L’autre somme le troupeau de circuler. L’inspecteur tourne autour de la victime, les mains
dans les poches. Ses yeux se baladent dans tous les sens à la recherche du moindre indice. Il
touche sa moustache grisonnante et sort de la poche intérieure de sa veste un calepin. Il
gribouille dessus tout en arrêtant son regard perçant en haut de la montagne. Une civière
vient d’emporter ce qu’on peut nommer à présent le cadavre.
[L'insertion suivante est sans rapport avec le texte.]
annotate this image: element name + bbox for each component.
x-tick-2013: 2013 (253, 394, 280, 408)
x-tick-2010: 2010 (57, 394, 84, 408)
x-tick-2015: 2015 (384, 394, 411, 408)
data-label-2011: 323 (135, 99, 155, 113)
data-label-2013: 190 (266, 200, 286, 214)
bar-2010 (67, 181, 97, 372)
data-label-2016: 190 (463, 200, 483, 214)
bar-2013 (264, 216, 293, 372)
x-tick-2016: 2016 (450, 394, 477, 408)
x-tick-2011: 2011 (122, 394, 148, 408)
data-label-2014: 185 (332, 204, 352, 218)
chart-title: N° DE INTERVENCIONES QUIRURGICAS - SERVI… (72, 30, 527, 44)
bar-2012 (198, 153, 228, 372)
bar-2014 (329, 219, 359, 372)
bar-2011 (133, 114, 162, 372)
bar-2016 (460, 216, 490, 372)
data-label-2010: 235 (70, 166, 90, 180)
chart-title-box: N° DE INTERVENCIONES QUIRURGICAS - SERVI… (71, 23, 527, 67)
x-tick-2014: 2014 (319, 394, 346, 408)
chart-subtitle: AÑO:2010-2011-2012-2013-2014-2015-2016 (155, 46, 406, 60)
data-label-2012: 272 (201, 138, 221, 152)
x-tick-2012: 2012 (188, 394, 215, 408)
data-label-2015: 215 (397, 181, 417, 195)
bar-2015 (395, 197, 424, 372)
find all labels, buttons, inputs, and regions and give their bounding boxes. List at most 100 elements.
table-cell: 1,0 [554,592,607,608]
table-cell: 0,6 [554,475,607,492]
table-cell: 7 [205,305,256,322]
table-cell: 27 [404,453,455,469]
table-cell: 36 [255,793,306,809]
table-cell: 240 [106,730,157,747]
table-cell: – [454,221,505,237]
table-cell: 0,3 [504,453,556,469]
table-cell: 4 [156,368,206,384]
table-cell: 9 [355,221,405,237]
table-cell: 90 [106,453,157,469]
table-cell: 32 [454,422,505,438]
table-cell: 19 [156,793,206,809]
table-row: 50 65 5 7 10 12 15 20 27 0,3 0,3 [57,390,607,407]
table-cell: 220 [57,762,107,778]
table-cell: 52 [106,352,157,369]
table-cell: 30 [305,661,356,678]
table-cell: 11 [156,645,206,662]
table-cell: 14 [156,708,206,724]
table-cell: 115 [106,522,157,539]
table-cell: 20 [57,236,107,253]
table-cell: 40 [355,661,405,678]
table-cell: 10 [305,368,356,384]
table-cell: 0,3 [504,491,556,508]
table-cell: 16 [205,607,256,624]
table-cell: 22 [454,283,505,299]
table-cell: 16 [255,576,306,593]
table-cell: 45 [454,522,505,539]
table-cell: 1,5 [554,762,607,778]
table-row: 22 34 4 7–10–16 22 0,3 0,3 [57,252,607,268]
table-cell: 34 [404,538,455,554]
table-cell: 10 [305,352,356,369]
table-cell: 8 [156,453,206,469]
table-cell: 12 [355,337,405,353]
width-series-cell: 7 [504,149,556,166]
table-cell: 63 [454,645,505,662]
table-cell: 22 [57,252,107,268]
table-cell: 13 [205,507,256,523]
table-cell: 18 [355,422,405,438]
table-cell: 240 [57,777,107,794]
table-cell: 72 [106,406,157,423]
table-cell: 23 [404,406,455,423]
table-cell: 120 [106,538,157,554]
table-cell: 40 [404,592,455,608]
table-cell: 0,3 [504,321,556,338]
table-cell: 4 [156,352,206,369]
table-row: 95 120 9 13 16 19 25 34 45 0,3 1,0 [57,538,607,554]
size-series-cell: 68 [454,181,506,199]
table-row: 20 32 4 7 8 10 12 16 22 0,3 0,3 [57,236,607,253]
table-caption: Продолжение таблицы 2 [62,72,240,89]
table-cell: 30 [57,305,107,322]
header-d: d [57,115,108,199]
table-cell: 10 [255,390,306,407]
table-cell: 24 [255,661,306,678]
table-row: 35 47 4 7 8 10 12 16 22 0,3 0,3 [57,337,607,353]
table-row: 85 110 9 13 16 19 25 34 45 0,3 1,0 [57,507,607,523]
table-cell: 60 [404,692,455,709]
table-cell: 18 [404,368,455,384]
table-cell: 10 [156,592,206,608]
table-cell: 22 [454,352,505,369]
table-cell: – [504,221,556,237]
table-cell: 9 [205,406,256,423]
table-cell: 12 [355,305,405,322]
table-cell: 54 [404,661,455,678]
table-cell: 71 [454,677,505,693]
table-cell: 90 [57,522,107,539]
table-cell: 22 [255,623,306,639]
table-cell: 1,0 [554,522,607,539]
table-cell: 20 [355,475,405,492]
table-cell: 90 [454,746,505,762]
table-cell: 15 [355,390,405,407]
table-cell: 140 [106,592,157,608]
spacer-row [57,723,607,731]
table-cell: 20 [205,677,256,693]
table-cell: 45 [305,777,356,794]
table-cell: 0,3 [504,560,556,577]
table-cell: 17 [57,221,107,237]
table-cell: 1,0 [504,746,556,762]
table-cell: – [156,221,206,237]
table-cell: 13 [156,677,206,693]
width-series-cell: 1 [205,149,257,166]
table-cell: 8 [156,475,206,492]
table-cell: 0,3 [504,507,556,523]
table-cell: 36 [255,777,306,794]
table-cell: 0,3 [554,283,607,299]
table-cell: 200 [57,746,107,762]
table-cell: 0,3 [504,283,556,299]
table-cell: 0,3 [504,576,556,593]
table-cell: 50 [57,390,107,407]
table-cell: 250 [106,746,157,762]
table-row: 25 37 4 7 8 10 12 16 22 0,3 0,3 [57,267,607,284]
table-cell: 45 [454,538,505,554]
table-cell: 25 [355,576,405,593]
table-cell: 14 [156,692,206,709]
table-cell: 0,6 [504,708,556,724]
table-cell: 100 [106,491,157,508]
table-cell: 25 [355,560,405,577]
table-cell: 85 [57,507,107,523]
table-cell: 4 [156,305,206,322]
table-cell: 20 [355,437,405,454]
Je ne savais plus où me mettre. Moi qui voulais il y a quelques heures perdre la vie, je venais
tout juste de l’enlever à un inconnu.
4
A l’instant où l’ambulance prit congé, la ville semblait reprendre son cours. Le trafic de
voiture repartait de plus belle et les klaxons rugissaient des capots. J’étais face à mon destin.
Je pouvais rebrousser chemin, personne n’avait remarqué ma présence douteuse, mis à part
mon véhicule garé à cent mètres qui commençait à éveiller les soupçons de la police.
Je sortis de mon silence pour rencontrer, sans plus attendre, le moustachu.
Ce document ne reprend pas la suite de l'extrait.